Et pourtant… Le Somaliland et le Puntland vivent depuis des années dans une stabilité et une sécurité relatives. La situation à Mogadiscio se normalise. Une nation est peut-être en train de se recomposer et un nouveau type d’Etat de se constituer, par un processus unique, «autocentré», «endogène», du local vers le national.
Les douze tentatives de réconciliation et de réunification menées par la Ligue arabe, l’Egypte ou l’Ethiopie ont échoué parce qu’elles visaient à réimposer un Etat de type classique «par le haut», via un accord entre les chefs de guerre.
La structure de base de cette société est le clan, divisé en de multiples sous-clans. L’institution fondamentale est le shir, la réunion de chefs de clans qui peut siéger pendant des mois avant d’aboutir. Ce sont des shir successifs, progressivement élargis à des familles de clans, qui ont permis la naissance d’une administration autonome dans le Somaliland, avec sa police, son armée, sa justice, ses fonctionnaires, sa monnaie, sa presse pluraliste. L’économie tourne, pratiquement sans aide extérieure. Elle est dynamisée par une nouvelle génération d’hommes d’affaires qui soulagent ce mini-Etat en assurant certains services publics. Jouant les «civils» contre les «militaires», les shir ont réussi à neutraliser, voire à éliminer les chefs de guerre. Et, surtout, l’autorité publique est légitimée. D’une part, parce que ses lois se fondent sur le droit coutumier — et de plus en plus sur le droit coranique — d’autre part, parce qu’elle n’est pas imposée aux clans. La composition de ce mini-Etat respecte scrupuleusement leurs équilibres.

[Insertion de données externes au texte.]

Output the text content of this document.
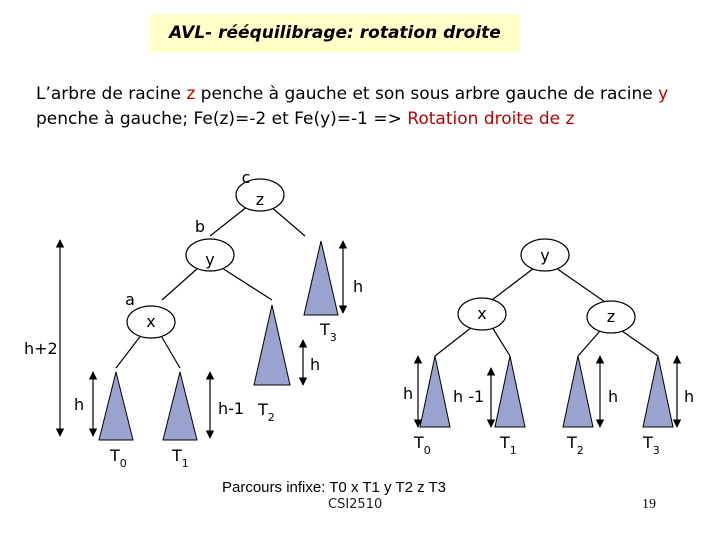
AVL- rééquilibrage: rotation droite
L’arbre de racine z penche à gauche et son sous arbre gauche de racine y penche à gauche; Fe(z)=-2 et Fe(y)=-1 => Rotation droite de z
z
y
x
c
b
a
h+2
h
h
h
h-1
$T_3$
$T_2$
$T_0$	$T_1$
y
x	z
h h -1	h	h
$T_0$	$T_1$	$T_2$	$T_3$
Parcours infixe: T0 x T1 y T2 z T3
CSI2510	19
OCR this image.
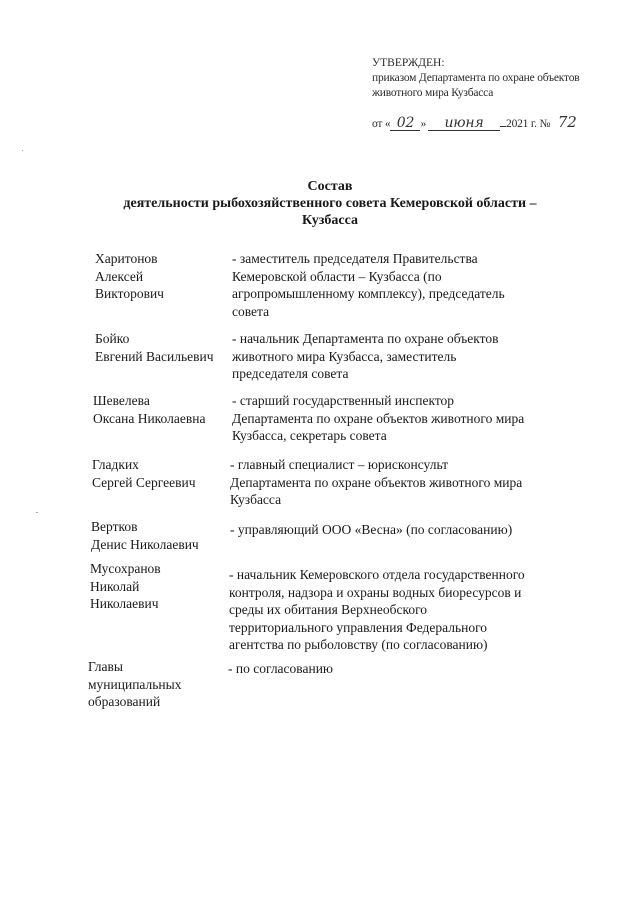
УТВЕРЖДЕН:
приказом Департамента по охране объектов
животного мира Кузбасса
от « 02 »	июня	2021 г. № 72
Состав
деятельности рыбохозяйственного совета Кемеровской области –
Кузбасса
Харитонов
Алексей
Викторович
- заместитель председателя Правительства
Кемеровской области – Кузбасса (по
агропромышленному комплексу), председатель
совета
Бойко
Евгений Васильевич
- начальник Департамента по охране объектов
животного мира Кузбасса, заместитель
председателя совета
Шевелева
Оксана Николаевна
- старший государственный инспектор
Департамента по охране объектов животного мира
Кузбасса, секретарь совета
Гладких
Сергей Сергеевич
- главный специалист – юрисконсульт
Департамента по охране объектов животного мира
Кузбасса
Вертков
Денис Николаевич
- управляющий ООО «Весна» (по согласованию)
Мусохранов
Николай
Николаевич
- начальник Кемеровского отдела государственного
контроля, надзора и охраны водных биоресурсов и
среды их обитания Верхнеобского
территориального управления Федерального
агентства по рыболовству (по согласованию)
Главы
муниципальных
образований
- по согласованию
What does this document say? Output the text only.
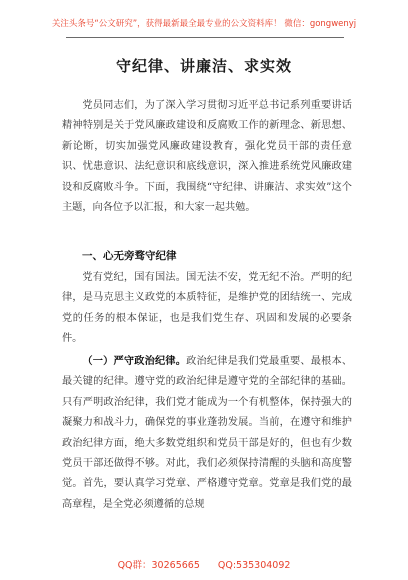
关注头条号“公文研究”，获得最新最全最专业的公文资料库！ 微信：gongwenyj
守纪律、讲廉洁、求实效

党员同志们，为了深入学习贯彻习近平总书记系列重要讲话精神特别是关于党风廉政建设和反腐败工作的新理念、新思想、新论断，切实加强党风廉政建设教育，强化党员干部的责任意识、忧患意识、法纪意识和底线意识，深入推进系统党风廉政建设和反腐败斗争。下面，我围绕“守纪律、讲廉洁、求实效”这个主题，向各位予以汇报，和大家一起共勉。

一、心无旁骛守纪律

党有党纪，国有国法。国无法不安，党无纪不治。严明的纪律，是马克思主义政党的本质特征，是维护党的团结统一、完成党的任务的根本保证，也是我们党生存、巩固和发展的必要条件。

（一）严守政治纪律。政治纪律是我们党最重要、最根本、最关键的纪律。遵守党的政治纪律是遵守党的全部纪律的基础。只有严明政治纪律，我们党才能成为一个有机整体，保持强大的凝聚力和战斗力，确保党的事业蓬勃发展。当前，在遵守和维护政治纪律方面，绝大多数党组织和党员干部是好的，但也有少数党员干部还做得不够。对此，我们必须保持清醒的头脑和高度警觉。首先，要认真学习党章、严格遵守党章。党章是我们党的最高章程，是全党必须遵循的总规

QQ群：30265665 QQ:535304092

Cette démarche a fait école dans le Puntland. Elle a inspiré la conférence d’Arta qui, aux antipodes des traditionnelles conférences internationales, s’apparentait à un gigantesque shir dans une version modernisée. Pour la première fois, des intellectuels, des responsables d’ONG et, même, grande première dans l’histoire somalienne, des femmes, sont venus y représenter, six mois durant, la composante «moderne» de la société civile. Puis ont siégé les doyens d’âge, les hommes d’affaires, les chefs religieux, les chefs traditionnels, des chefs de guerre. Toute la dynamique de la conférence, qui a réuni jusqu’à 2 800 délégués, comme les résultats des élections auxquelles elle a procédé reposaient sur les équilibres claniques.
Cette première tentative de doter la Somalie d’une autorité nationale à partir de ses structures sociales et de sa culture au sens large aboutira-t-elle? Ses promoteurs — principalement Djibouti — n’ont-ils pas voulu aller trop vite, en tournant le dos à une démarche plus progressive, qui aurait consisté à agglomérer — fédérer? — peu à peu des zones correctement autogouvernées jusqu’à couvrir l’ensemble du territoire (le «building bloc process»)? Il est trop tôt pour se prononcer. Mais on peut déjà conclure que la conférence d’Arta a ouvert une nouvelle ère. Toutes les composantes de la société ont pu s’exprimer, l’avenir est maintenant entre leurs mains.

* Anthropologue à l’Institut de recherche pour le développement (IRD), Paris.